The anti-virus security vendor announced March 13 that it is plucking McAfee veteran Kevin Weiss out of his role as executive vice president of worldwide sales and plugging him into the role of president.
McAfee is also giving more power to Chief Financial Officer Eric Brown, who will take on the additional responsibilities of chief operating officer.

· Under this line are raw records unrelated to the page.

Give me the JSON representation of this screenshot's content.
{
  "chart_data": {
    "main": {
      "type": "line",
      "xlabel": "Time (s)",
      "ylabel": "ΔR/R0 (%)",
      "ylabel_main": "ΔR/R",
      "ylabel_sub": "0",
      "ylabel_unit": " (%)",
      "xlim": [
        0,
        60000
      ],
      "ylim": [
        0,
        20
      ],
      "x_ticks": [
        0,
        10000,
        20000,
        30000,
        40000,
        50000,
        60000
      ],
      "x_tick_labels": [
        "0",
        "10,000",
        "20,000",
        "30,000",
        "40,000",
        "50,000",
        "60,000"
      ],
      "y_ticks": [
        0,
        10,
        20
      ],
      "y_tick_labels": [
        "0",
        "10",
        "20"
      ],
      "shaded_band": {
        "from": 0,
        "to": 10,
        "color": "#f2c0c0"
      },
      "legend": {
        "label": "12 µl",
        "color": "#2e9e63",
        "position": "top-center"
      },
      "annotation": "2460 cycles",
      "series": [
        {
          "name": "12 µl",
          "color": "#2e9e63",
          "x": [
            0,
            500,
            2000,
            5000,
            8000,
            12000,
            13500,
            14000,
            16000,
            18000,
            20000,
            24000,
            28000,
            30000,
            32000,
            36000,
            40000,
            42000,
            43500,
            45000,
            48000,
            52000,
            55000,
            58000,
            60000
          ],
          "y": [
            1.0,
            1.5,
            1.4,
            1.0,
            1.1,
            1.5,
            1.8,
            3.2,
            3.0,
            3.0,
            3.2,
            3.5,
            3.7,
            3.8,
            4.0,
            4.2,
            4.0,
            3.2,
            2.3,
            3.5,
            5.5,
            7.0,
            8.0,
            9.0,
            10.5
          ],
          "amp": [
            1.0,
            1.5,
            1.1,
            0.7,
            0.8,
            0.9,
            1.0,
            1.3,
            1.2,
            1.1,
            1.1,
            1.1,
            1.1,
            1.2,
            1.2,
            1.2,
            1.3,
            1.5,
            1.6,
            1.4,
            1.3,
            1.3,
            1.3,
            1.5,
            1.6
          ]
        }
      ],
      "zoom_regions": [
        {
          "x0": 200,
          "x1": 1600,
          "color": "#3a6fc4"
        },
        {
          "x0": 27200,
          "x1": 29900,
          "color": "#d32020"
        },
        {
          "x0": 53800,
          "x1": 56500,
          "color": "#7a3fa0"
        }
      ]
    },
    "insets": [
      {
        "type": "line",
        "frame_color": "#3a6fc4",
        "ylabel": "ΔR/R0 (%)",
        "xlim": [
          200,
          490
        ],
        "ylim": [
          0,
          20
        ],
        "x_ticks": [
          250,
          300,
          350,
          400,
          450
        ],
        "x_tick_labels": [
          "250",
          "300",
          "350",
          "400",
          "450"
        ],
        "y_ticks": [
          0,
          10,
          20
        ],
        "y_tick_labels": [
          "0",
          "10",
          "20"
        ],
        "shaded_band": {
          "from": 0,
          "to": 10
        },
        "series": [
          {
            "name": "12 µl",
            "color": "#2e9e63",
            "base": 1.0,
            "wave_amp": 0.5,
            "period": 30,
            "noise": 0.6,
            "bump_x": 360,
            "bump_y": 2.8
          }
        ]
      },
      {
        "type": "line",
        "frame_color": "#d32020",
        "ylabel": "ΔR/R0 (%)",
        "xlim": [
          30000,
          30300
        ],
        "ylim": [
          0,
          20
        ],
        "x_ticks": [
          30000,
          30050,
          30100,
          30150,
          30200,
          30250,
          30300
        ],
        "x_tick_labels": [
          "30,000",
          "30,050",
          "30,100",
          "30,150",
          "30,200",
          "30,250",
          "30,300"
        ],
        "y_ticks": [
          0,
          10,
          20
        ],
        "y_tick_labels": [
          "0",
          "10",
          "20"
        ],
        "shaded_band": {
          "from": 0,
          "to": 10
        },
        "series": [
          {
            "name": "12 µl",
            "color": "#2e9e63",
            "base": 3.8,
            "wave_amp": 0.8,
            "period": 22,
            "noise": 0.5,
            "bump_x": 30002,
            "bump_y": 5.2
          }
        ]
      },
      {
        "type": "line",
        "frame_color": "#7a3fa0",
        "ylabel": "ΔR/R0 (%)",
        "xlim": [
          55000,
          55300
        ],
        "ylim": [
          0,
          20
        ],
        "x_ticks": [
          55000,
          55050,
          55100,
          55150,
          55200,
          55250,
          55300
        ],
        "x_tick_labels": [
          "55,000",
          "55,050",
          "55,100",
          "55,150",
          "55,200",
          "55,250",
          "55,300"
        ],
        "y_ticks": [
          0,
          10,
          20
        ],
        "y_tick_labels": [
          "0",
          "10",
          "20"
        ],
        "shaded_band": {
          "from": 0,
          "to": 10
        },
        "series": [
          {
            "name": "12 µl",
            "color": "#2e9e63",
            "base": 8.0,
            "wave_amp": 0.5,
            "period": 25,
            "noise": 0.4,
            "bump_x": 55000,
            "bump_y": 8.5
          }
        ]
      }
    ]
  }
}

Weiss, for his part, has been on McAfees executive management team for the past three years.
Before he was EVP of Worldwide Sales, he was responsible for Sales, Business Operations and Partner relationship development.
McAfee said in a release that in his new role, Weiss will be “driving strategic direction, global marketing, sales and technical support operations” for the company.
Weiss has a 25-year track record in the technology industry, having held senior management positions for Ariba, BindView and BMC.
He was also at IBM for 16 years, working in sales, strategy and marketing.
Brown has been with McAfee as CFO since January 2005.
Hodges departure came mere days after McAfee was ordered to pay $50 million to settle long-running securities fraud charges.
McAfee denied any wrongdoing as part of the settlement, but agreed to pay the hefty fine, in addition to hiring an independent auditor to review its accounting practices and expand a program that allows customers and business partners to anonymously report unethical behavior.
This isnt the only instance where, in the wake of its legal troubles, McAfee has worked to slap its management team into shape.
On March 9, the company announced it was hiring George Heron as chief scientist and John Viega as chief security architect.
Viega is a renowned cryptographer and security researcher who has written several books on application security.
Most recently, Viega co-authored “The 19 Deadly Sins of Software Security” with Microsoft security gurus Michael Howard and David LeBlanc.
The personnel changes came right on the heels of a separate announcement that Stuart McClure would take the reins of McAfees AVERT (Anti-Virus Emergency Response Team).
McClure took over from Vincent Gullotto, who also resigned suddenly earlier in 2006.